The young new socialite left rules for the family to follow.
NO family member was to be downstairs, no spying, laughing at the boy friends,
and positively no brother to be seem or heard until Saturday at the earliest.
Mom was to enforce this rule and I was supposedly going to
follow it. This was like saying there will be a high mass at the Vatican, but
NO pope is allowed! Little did sis understand that I go where the pizza goes.
That night from some odd quirk in the cosmos, I found myself
standing in the basement amid a group of boys. They seemed to be in a huddle
and my curiosity was peaked as I approached them.
One of them spoke up.
“He’s going to kill himself”, pointing to a friend next to
him.
“Oh! Why?”
“Because she won’t talk to him anymore!” pointing to a young
lady across the room.
“He better not do it down here, my mother hates a mess, and
my sister will have to clean it up!”
The saddened lover looks at me and asks if I have a gun.
“I have a caulking gun, but we’d have to go to the hardware
store for caulking.”
“My life is over. Maybe I can lay down on the railroad
tracks!” (We lived just down the street from the Bellport Railroad Station.)
I considered his plan and suggested that that would be a
good plan, since we had no caulking for the gun.
“What time does the train come?” he asked.
“East bound or west bound?” I enquired.
He shrugged his shoulders and asked: “What do you mean?”

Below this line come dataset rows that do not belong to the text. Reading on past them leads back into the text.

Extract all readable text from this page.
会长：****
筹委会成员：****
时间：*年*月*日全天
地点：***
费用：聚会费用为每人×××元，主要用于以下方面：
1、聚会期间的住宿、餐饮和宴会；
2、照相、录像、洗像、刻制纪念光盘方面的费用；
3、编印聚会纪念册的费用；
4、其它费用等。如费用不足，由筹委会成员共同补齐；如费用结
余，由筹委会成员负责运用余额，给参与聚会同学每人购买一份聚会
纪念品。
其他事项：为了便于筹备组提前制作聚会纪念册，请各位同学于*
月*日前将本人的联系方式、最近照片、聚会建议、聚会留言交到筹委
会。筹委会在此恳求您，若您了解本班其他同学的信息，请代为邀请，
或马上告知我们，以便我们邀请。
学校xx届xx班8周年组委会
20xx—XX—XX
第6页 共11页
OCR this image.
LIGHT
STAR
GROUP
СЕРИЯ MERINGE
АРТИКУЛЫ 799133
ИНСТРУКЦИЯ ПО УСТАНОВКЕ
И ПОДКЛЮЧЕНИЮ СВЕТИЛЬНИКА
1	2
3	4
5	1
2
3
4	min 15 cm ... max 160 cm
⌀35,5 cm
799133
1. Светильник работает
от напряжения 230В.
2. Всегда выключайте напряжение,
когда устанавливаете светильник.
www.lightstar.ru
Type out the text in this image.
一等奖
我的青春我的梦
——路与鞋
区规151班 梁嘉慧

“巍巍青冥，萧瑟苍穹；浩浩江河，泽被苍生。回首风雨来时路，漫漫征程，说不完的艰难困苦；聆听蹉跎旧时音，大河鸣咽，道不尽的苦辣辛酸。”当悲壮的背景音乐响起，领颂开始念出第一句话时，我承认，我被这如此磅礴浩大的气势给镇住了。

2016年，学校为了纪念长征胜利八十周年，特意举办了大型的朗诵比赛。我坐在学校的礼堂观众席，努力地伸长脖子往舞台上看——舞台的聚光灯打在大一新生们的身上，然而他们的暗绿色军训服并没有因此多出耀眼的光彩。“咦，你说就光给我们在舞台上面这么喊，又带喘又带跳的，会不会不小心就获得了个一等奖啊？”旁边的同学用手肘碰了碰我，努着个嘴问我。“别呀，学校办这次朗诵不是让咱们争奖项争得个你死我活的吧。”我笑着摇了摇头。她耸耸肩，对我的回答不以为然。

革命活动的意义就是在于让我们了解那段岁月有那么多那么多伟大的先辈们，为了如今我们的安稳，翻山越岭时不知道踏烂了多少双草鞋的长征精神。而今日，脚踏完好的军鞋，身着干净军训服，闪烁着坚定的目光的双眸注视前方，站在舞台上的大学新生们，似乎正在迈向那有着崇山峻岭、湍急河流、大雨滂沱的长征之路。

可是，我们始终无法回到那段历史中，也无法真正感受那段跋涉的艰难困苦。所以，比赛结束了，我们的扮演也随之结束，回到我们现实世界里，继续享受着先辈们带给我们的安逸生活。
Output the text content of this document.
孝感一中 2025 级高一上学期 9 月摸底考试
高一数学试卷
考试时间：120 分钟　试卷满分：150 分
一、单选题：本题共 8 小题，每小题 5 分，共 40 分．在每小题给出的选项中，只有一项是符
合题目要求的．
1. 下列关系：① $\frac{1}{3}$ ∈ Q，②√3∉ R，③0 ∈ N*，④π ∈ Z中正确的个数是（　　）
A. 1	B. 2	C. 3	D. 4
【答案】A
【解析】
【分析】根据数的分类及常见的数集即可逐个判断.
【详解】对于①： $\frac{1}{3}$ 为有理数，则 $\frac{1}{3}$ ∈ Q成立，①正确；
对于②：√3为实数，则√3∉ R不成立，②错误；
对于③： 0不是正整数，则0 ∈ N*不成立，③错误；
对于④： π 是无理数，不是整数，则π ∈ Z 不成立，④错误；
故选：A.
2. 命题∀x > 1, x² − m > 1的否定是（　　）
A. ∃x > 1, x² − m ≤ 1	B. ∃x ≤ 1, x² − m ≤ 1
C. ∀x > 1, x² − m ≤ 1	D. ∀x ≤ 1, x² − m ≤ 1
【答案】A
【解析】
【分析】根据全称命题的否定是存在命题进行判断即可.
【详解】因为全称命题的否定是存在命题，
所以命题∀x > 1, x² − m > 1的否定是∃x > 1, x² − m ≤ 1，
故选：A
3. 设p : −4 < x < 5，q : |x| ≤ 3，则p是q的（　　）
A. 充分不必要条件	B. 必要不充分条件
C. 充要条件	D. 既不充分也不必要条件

“Well” I continued, “If you don’t know which way the train
is going, how can you do the job right?” I suggested matter of fact.
Shrugging his shoulders once again, (He was a real shrugger)
he answers: “Eastbound.”
“Wait here while I get a train schedule.” With that request
I go upstairs to my room and bring down the train schedule. Returning I corner
lover-boy and give him the bad news:
There isn’t a train until tomorrow morning! Can you get to
the station at 5:05 am?”
“My life is over, I can’t do anything right!” Dejected he
walks off.
It’s a good thing he didn’t say westbound; he would have had
to hurry!
The next morning as I went downstairs to check out the
basement under orders from mom, I look for bodies but all I found was empty
booze bottles, tucked away in the joists in the boiler room!